Humanitarian and security aid is pouring in as the crisis in Ukraine worsens, but financial support is also vital to keep the government going.
“The economy is collapsing”said Adnan Mazarei of the Institute for International Economics, a think tank based in Washington.
As long as Kiev cannot collect taxes, “It is absolutely crucial that the international community provides rapid assistance not only for humanitarian purposes, but also to maintain some basic functions of government”he detailed.
With an influx of refugees leaving the country in the face of the Russian invasion, often taking their savings with them, the banking sector also needs help, he added.
Of the US$13.6 billion in aid that Washington expects to disburse over the weekend, US$1.8 billion are intended to ensure the “government continuity”prevent cyberattacks and support the energy sector, according to the bill presented to Congress.
The address of International Monetary Fund (IMF) meets this Wednesday to possibly approve an emergency economic aid of 1,400 million dollars for Kiev.
Meanwhile the world Bank has already disbursed about $500 million of an expected $3 billion aid package, known as “Financing the recovery of the economic emergency in Ukraine”or “Free Ukraine”.
These are significant sums for the Ukrainian economy, estimated at 155.5 billion dollars at the end of 2020, according to World Bank data. The IMF it already has a $2.2 billion program underway with the government that was due to end in June.
Money without conditions
But IMF head Kristalina Georgieva said Tuesday that since the Russian invasion began, the focus has shifted from “crisis management reforms”.
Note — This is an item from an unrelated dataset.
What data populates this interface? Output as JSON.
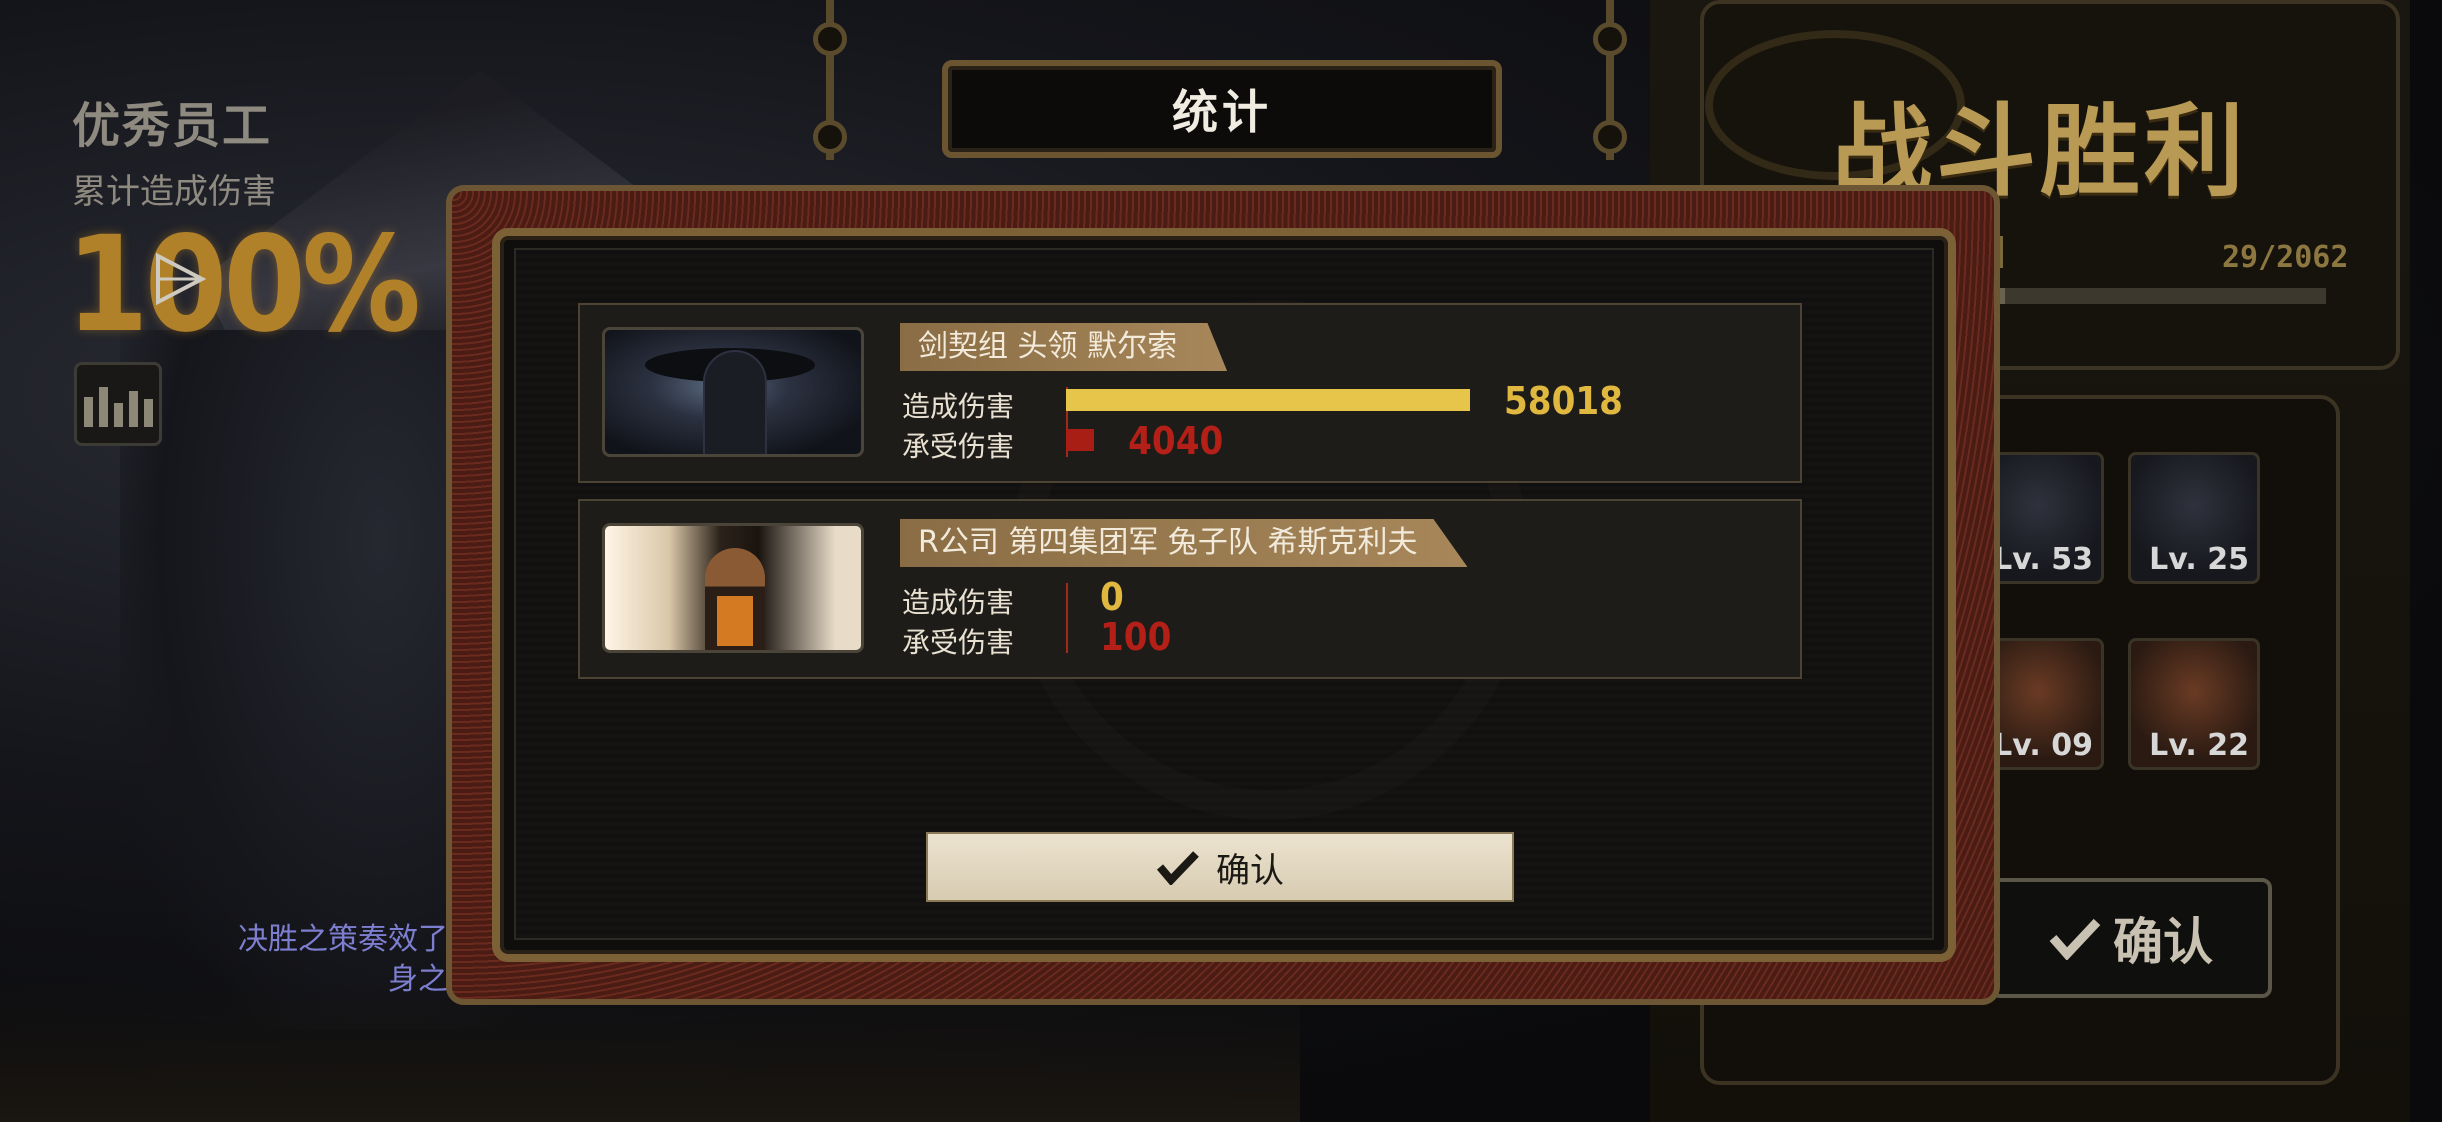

The IMF’s additional contribution, under its Rapid Financing Instrument, speeds up aid and imposes few strings attached. The same applies to the World Bank.
Axel van Trotsenburg, head of operations at the world Bankstressed in an interview with Sky News on Wednesday that the Ukrainian government desperately needs “Budgetary resources to pay pensions, to pay civil servants’ salaries, to keep the health system running”.
But experts warn that the aid is unlikely to be enough to prevent a further economic crisis in the country that, even before the Russian invasion, was among the poorest in Europe.
“The flow of money can never really replace lost production”said Homi Kharas, an economist at the Brookings Institution in Washingtonnoting in particular the stoppage of trade.
“Money can help reduce the impact a little bit, but it certainly won’t be able to offset it.”.
Mazarei pointed out that the international community also needs to prepare for the post-conflict and the impact of the war on neighboring countries.
“Even if it stops the war, even if the Russians (…) leave, there is a serious problem of rebuilding Ukraine”he added.